I know I am not alone in finding graveyards fascinating. As the historian George Trevelyan once said: “The dead were and are not. Their place knows them no more and is ours today ... once, on this earth, once, on this familiar spot of ground, walked other men and women, as actual as we are today, thinking their own thoughts, swayed by their own passions, but now all gone, one generation vanishing into another, gone as utterly as we ourselves shall shortly be gone, like ghosts at cockcrow.”
L'Herbaudiere is a hamlet of Noirmoutier-en-L'Ile, a small town on the island of Noirmoutier which is situated off the west coast of France. A causeway gives access to the island.
There are 40 Commonwealth graves from the 1939-45 war commemorated at this site, 22 unidentified. The majority of these forty were aboard the "Lancastria", hit by enemy action on the 17th June 1940 off St. Nazaire. All told about 4,000 men, women and children lost their lives when the ship sank 20 minutes after it was bombed by the Germans near the French port of Saint-Nazaire on 17 June 1940 , fewer than 2,500 surviving. The Lancastria was the largest loss of life from a single engagement for the British forces during World War Two and also the largest loss of life in British maritime history - greater than the Titanic and Lusitania combined. It occurred just a few weeks after the evacuation of the British Expeditionary Force (BEF) from Dunkirk, when the Lancastria had been sent to help bring home some of the estimated 150,000 British servicemen still in occupied Europe.
Following the sinking of the Lancastria, Prime Minister Winston Churchill imposed a media blackout, as the government feared the news would be a terrible blow to British morale. American newspapers finally broke the story at the end of July. I wonder how long it was before William and Margaret Price received the news of their son’s death? And whether they were ever able to visit his grave on that small island?

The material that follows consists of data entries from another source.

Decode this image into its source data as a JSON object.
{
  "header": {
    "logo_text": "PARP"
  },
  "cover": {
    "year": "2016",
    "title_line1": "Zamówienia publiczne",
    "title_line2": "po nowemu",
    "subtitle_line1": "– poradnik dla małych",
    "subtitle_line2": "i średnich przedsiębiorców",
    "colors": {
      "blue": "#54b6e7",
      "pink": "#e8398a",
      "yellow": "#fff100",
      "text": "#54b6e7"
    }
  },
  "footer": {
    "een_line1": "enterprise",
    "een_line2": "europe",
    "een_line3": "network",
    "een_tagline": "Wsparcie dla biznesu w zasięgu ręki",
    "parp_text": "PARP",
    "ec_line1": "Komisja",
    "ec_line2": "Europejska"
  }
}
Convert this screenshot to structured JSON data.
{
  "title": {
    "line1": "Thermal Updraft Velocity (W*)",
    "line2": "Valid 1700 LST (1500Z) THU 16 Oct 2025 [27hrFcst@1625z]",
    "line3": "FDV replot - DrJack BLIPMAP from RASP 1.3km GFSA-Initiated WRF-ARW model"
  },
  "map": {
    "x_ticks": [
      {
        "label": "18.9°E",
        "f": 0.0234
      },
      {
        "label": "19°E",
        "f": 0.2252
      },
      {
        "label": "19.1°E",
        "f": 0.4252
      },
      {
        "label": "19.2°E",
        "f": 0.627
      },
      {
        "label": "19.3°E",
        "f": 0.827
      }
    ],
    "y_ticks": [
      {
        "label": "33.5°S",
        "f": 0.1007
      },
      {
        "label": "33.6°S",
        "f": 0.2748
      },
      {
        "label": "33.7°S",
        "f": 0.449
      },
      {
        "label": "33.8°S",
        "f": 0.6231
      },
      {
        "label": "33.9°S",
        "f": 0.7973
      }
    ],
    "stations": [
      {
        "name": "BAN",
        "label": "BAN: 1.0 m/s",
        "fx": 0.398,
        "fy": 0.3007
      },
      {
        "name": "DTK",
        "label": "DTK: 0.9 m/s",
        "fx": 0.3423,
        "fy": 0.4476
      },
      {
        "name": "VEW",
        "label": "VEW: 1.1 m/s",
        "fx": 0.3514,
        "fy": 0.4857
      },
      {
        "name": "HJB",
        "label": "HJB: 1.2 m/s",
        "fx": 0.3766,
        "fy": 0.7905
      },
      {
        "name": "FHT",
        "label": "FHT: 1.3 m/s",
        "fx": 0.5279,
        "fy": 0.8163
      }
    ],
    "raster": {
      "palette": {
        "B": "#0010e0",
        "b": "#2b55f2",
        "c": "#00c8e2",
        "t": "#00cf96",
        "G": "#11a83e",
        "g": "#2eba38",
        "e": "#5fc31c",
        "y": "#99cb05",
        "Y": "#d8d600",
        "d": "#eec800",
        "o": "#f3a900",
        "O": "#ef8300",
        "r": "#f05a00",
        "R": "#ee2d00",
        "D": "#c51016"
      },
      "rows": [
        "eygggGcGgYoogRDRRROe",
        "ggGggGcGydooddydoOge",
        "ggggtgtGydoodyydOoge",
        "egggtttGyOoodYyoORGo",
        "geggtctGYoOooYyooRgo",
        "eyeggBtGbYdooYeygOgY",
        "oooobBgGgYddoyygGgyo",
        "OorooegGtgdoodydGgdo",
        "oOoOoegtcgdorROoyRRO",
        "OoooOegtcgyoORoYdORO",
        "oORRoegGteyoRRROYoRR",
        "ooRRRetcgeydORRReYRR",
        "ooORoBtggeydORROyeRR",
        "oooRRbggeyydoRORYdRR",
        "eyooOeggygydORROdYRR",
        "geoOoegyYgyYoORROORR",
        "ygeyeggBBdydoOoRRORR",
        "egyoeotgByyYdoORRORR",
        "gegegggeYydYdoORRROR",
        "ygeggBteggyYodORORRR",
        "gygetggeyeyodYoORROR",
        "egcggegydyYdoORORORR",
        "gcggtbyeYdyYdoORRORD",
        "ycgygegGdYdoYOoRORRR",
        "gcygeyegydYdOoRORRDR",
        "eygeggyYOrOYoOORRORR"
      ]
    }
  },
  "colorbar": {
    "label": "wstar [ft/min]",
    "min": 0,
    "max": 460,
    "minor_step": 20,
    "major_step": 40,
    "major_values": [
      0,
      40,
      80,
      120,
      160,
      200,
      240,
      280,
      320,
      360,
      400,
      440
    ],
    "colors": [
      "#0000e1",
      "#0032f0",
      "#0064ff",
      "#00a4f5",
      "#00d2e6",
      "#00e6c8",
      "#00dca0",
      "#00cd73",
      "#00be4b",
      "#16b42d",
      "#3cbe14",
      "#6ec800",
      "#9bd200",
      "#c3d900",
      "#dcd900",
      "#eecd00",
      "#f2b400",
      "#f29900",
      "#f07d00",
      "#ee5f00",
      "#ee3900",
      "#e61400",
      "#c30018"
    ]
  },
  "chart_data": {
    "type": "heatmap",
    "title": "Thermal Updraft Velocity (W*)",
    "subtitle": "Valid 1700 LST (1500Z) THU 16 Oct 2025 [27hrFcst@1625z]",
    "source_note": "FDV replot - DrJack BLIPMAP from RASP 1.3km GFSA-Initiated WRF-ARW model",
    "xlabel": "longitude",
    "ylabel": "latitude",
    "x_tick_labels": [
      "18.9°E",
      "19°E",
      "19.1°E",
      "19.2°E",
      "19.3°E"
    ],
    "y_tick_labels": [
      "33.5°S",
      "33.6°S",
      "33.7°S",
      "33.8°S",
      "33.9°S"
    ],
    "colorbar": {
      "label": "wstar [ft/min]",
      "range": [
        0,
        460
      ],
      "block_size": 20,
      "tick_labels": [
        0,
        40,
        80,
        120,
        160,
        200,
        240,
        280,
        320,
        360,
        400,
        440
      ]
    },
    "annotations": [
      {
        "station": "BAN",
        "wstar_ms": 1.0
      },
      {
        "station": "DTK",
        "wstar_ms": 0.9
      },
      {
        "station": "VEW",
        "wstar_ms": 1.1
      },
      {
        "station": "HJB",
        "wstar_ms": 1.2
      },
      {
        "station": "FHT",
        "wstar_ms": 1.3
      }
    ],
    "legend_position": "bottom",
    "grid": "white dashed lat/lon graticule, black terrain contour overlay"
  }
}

For visitors to the Vaynor area, a remarkable sight locally is the ‘Spanish House’ - a now dilapidated but once stunning Italianate villa, built I understand by a local solicitor and amateur astronomer in 1912 for his Italian wife. Our friend had been inside the house as a child, and recalled the beautiful Majolica tiles, the araucaria tree in its courtyard and an eagle statue. Local legend has it that after only about six months, the lady had had enough of Welsh weather, and returned to Italy, never to be seen again!